The editors of the Chicago Tribune, long skeptical about the PPACA, note:
The computer problems may be fixed in weeks or months — although as the nation learns more about the extent of those computer problems, there's far less confidence that a fix will come soon ... or ever.
But the problems with Obamacare go much deeper than a few million lines of faulty code and a sign-up system that swallows enrollee applications in a single electronic gulp.
The bugs aren't just in the software. They're in the law itself.
Consumers are finally seeing insurance rates and plans. In many cases, insurance premiums, deductibles and co-pays are rising. Illinois officials said premiums here would be lower than expected. But a Tribune analysis of 22 of the lowest-priced plans showed that those plans required huge annual deductibles of more than $4,000 for an individual — and $8,000 for family coverage.

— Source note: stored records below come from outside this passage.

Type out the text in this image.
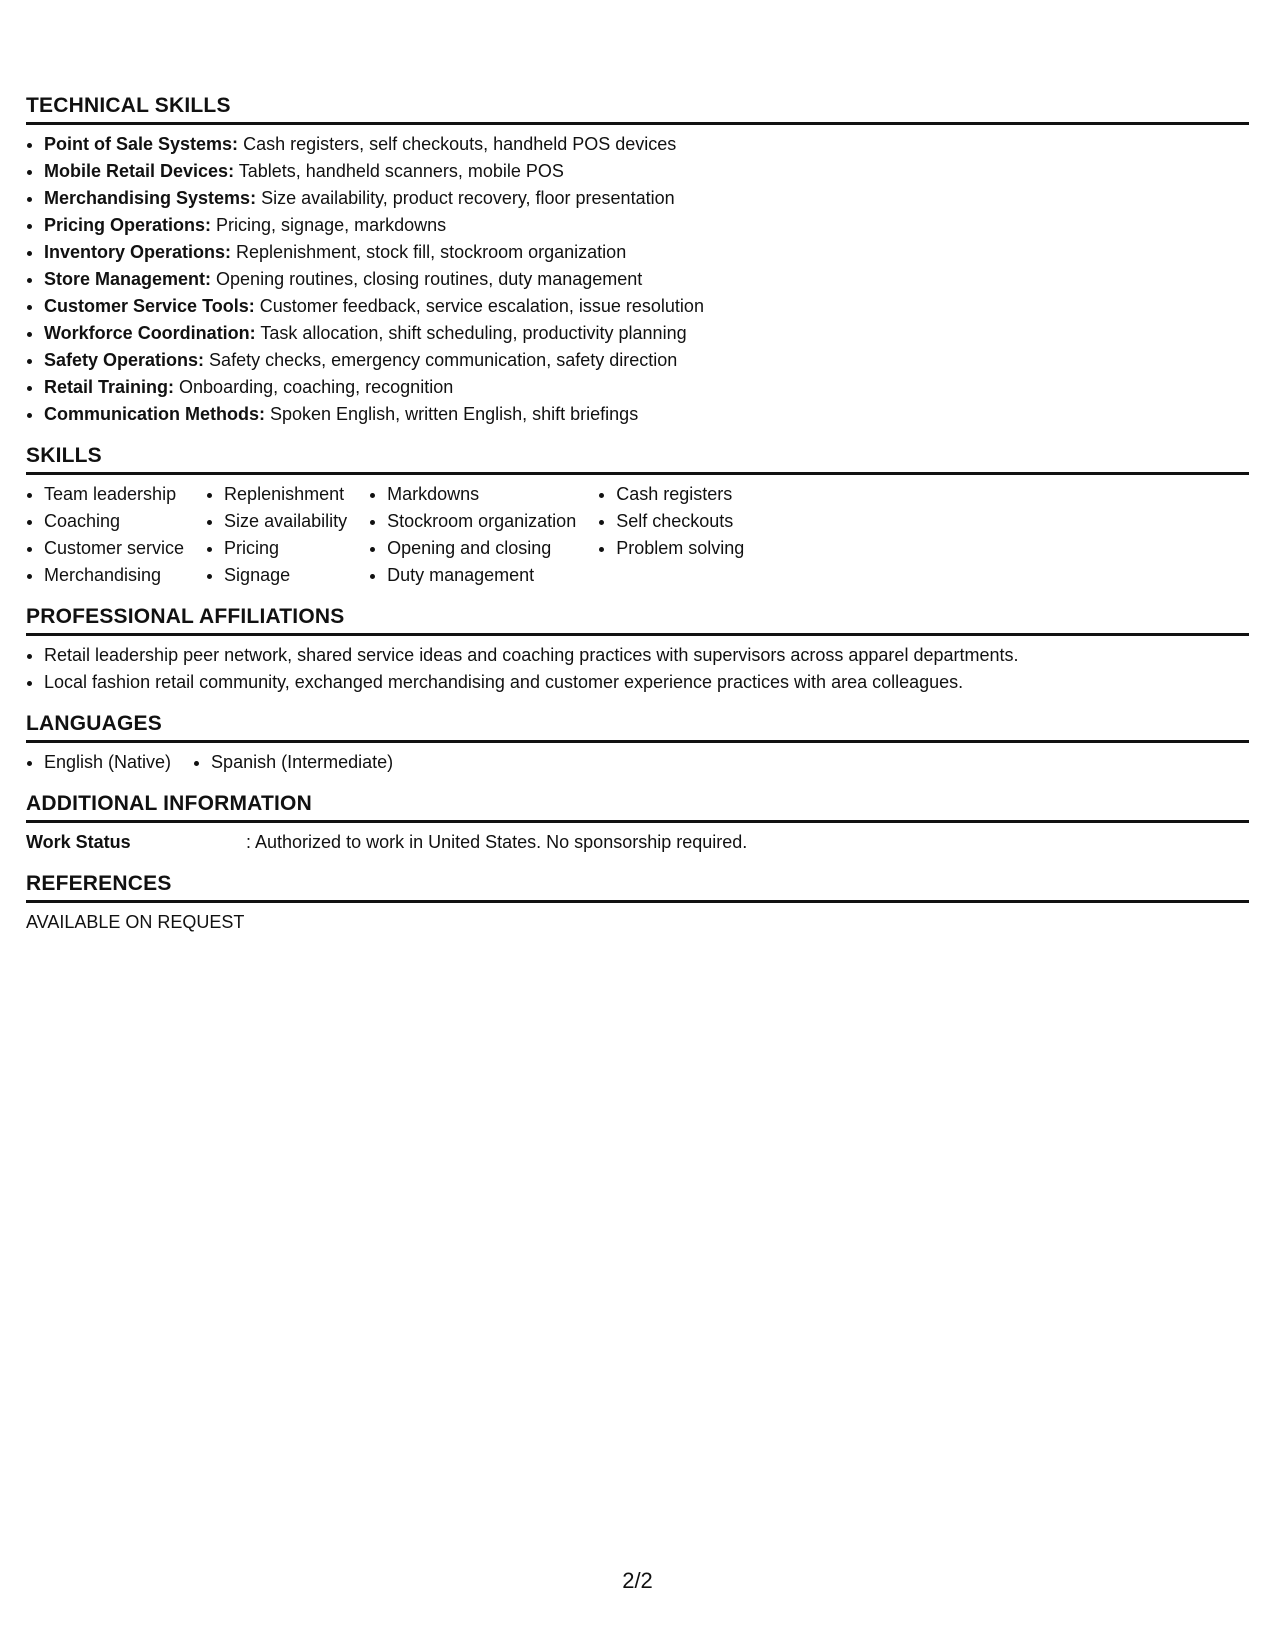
TECHNICAL SKILLS
• Point of Sale Systems: Cash registers, self checkouts, handheld POS devices
• Mobile Retail Devices: Tablets, handheld scanners, mobile POS
• Merchandising Systems: Size availability, product recovery, floor presentation
• Pricing Operations: Pricing, signage, markdowns
• Inventory Operations: Replenishment, stock fill, stockroom organization
• Store Management: Opening routines, closing routines, duty management
• Customer Service Tools: Customer feedback, service escalation, issue resolution
• Workforce Coordination: Task allocation, shift scheduling, productivity planning
• Safety Operations: Safety checks, emergency communication, safety direction
• Retail Training: Onboarding, coaching, recognition
• Communication Methods: Spoken English, written English, shift briefings
SKILLS
• Team leadership
• Coaching
• Customer service
• Merchandising
• Replenishment
• Size availability
• Pricing
• Signage
• Markdowns
• Stockroom organization
• Opening and closing
• Duty management
• Cash registers
• Self checkouts
• Problem solving
PROFESSIONAL AFFILIATIONS
• Retail leadership peer network, shared service ideas and coaching practices with supervisors across apparel departments.
• Local fashion retail community, exchanged merchandising and customer experience practices with area colleagues.
LANGUAGES
• English (Native)
• Spanish (Intermediate)
ADDITIONAL INFORMATION
Work Status	: Authorized to work in United States. No sponsorship required.
REFERENCES
AVAILABLE ON REQUEST
2/2
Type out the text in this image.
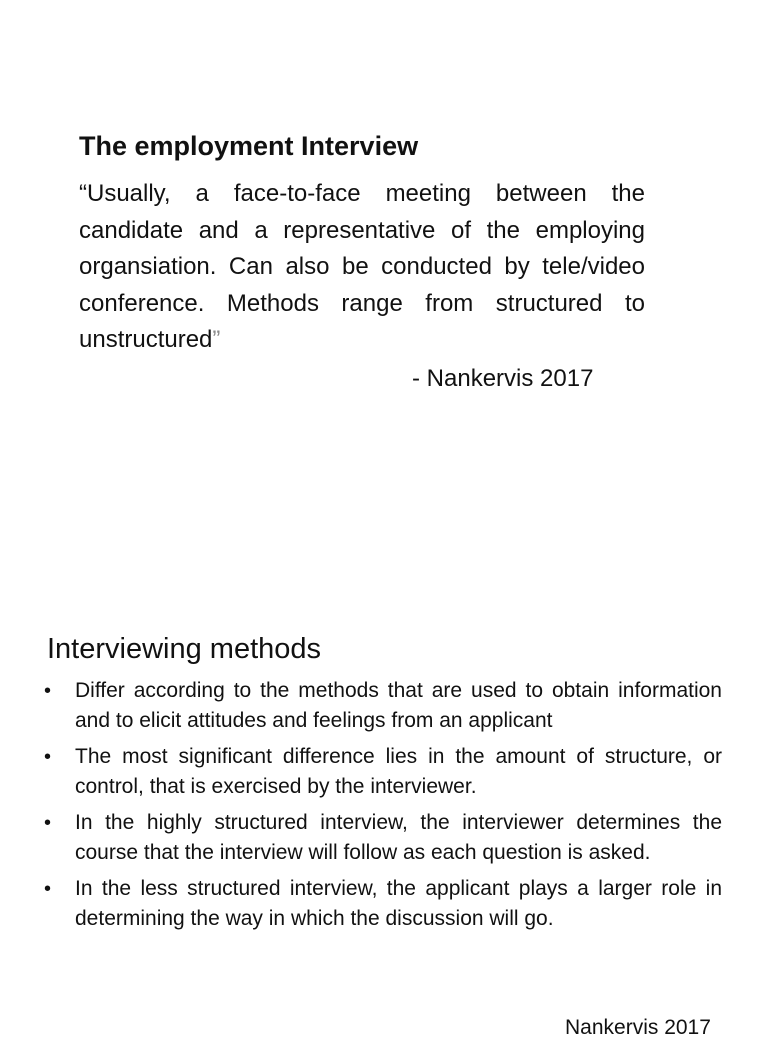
The employment Interview
“Usually, a face-to-face meeting between the candidate and a representative of the employing organsiation. Can also be conducted by tele/video conference. Methods range from structured to unstructured”
- Nankervis 2017
Interviewing methods
• Differ according to the methods that are used to obtain information and to elicit attitudes and feelings from an applicant
• The most significant difference lies in the amount of structure, or control, that is exercised by the interviewer.
• In the highly structured interview, the interviewer determines the course that the interview will follow as each question is asked.
• In the less structured interview, the applicant plays a larger role in determining the way in which the discussion will go.
Nankervis 2017
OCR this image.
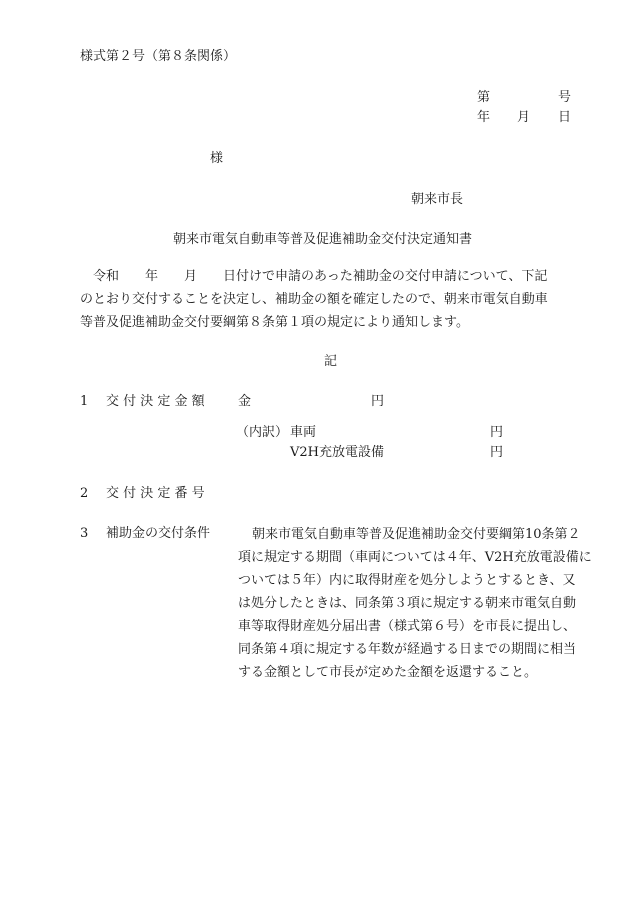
様式第２号（第８条関係）
第	号
年 月 日
様
朝来市長
朝来市電気自動車等普及促進補助金交付決定通知書
令和　　年　　月　　日付けで申請のあった補助金の交付申請について、下記
のとおり交付することを決定し、補助金の額を確定したので、朝来市電気自動車
等普及促進補助金交付要綱第８条第１項の規定により通知します。
記
1 交 付 決 定 金 額	金	円
（内訳） 車両	円
V2H充放電設備	円
2 交 付 決 定 番 号
3 補助金の交付条件	朝来市電気自動車等普及促進補助金交付要綱第10条第２
項に規定する期間（車両については４年、V2H充放電設備に
ついては５年）内に取得財産を処分しようとするとき、又
は処分したときは、同条第３項に規定する朝来市電気自動
車等取得財産処分届出書（様式第６号）を市長に提出し、
同条第４項に規定する年数が経過する日までの期間に相当
する金額として市長が定めた金額を返還すること。
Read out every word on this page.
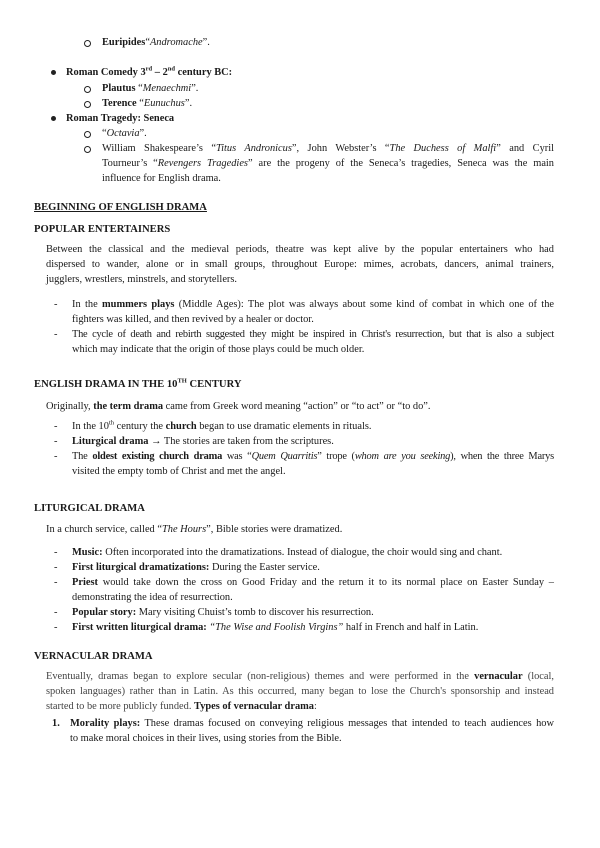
Euripides“Andromache”.
Roman Comedy 3rd – 2nd century BC:
Plautus “Menaechmi”.
Terence “Eunuchus”.
Roman Tragedy: Seneca
“Octavia”.
William Shakespeare’s “Titus Andronicus”, John Webster’s “The Duchess of Malfi” and Cyril
Tourneur’s “Revengers Tragedies” are the progeny of the Seneca’s tragedies, Seneca was the main
influence for English drama.
BEGINNING OF ENGLISH DRAMA
POPULAR ENTERTAINERS
Between the classical and the medieval periods, theatre was kept alive by the popular entertainers who had
dispersed to wander, alone or in small groups, throughout Europe: mimes, acrobats, dancers, animal trainers,
jugglers, wrestlers, minstrels, and storytellers.
- In the mummers plays (Middle Ages): The plot was always about some kind of combat in which one of the
fighters was killed, and then revived by a healer or doctor.
- The cycle of death and rebirth suggested they might be inspired in Christ's resurrection, but that is also a subject
which may indicate that the origin of those plays could be much older.
ENGLISH DRAMA IN THE 10TH CENTURY
Originally, the term drama came from Greek word meaning “action” or “to act” or “to do”.
- In the 10th century the church began to use dramatic elements in rituals.
- Liturgical drama → The stories are taken from the scriptures.
- The oldest existing church drama was “Quem Quarritis” trope (whom are you seeking), when the three Marys
visited the empty tomb of Christ and met the angel.
LITURGICAL DRAMA
In a church service, called “The Hours”, Bible stories were dramatized.
- Music: Often incorporated into the dramatizations. Instead of dialogue, the choir would sing and chant.
- First liturgical dramatizations: During the Easter service.
- Priest would take down the cross on Good Friday and the return it to its normal place on Easter Sunday –
demonstrating the idea of resurrection.
- Popular story: Mary visiting Chuist’s tomb to discover his resurrection.
- First written liturgical drama: “The Wise and Foolish Virgins” half in French and half in Latin.
VERNACULAR DRAMA
Eventually, dramas began to explore secular (non-religious) themes and were performed in the vernacular (local,
spoken languages) rather than in Latin. As this occurred, many began to lose the Church's sponsorship and instead
started to be more publicly funded. Types of vernacular drama:
1. Morality plays: These dramas focused on conveying religious messages that intended to teach audiences how
to make moral choices in their lives, using stories from the Bible.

Lower premiums also come with a troubling tradeoff: access to a narrower networks of hospitals and doctors. If people aren't careful in choosing coverage, they may be shocked to find they have to pay much more for out-of-network care to go to their preferred doctor or hospital.
Individuals who already have coverage are learning they can't keep it after Jan. 1. They must choose a new health plan, which may come at considerably higher cost than they're paying now.
I suspect that’s the problem that the software developers had to confront. A computer program is a statement of logic and it’s darned hard to write a program that works well when the underlying reality it’s modeling is itself illogical. When the specifications keep changing, as was apparently the case, it’s that much harder.
In due course we’ll see whether the PPACA actually solves the problem it was intended to solve: enabling more people to have health insurance.